Depuis les années 1930, les amish ne sont plus présents qu’aux États-Unis et au Canada, la dernière congrégation amish en Europe – en Allemagne – ayant été dissoute en 19373. Ils continuent aujourd’hui à observer les croyances chrétiennes fondamentales, à chercher à mettre en œuvre au quotidien l’enseignement de Jésus et à ne baptiser que les jeunes adultes entre dix-huit et vingt-quatre ans. Seuls les enfants issus de couples amish deviennent membres de l’Église, ce que font près de 85 % des jeunes qui se font baptiser et qui s’engagent ainsi à observer les règles de l’Église.
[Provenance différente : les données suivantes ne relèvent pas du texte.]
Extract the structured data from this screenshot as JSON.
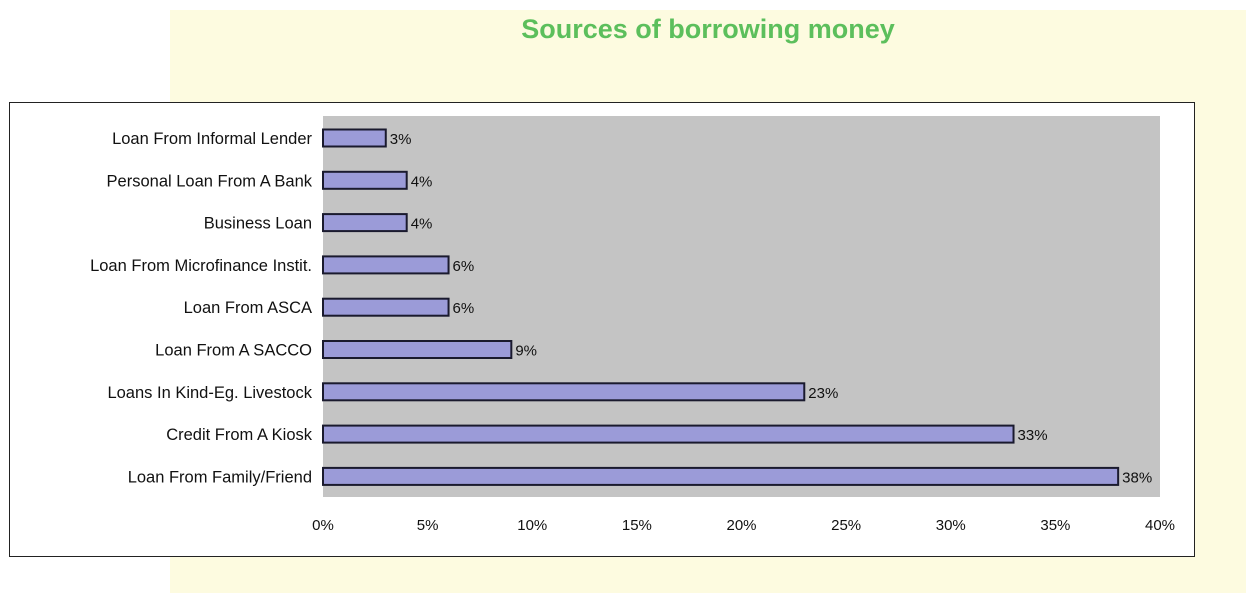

La vie quotidienne des amish est ancrée dans une sorte de paroisse ou congrégation nommée church district. Chaque district, qui a des frontières matérielles comme des routes, des ruisseaux ou des clôtures, est composé de vingt à quarante familles. Les amish appellent « Anglais » leurs voisins parce qu’ils parlent anglais, contrairement à eux qui parlent l’allemand de Pennsylvanie (Pennsylvania German ou Pennsylvania Dutch), un dialecte d’origine alsacienne. Les membres du district se retrouvent tous les dimanches matin pour trois heures de culte qui se tiennent, à tour de rôle, dans la maison ou la grange d’un des membres.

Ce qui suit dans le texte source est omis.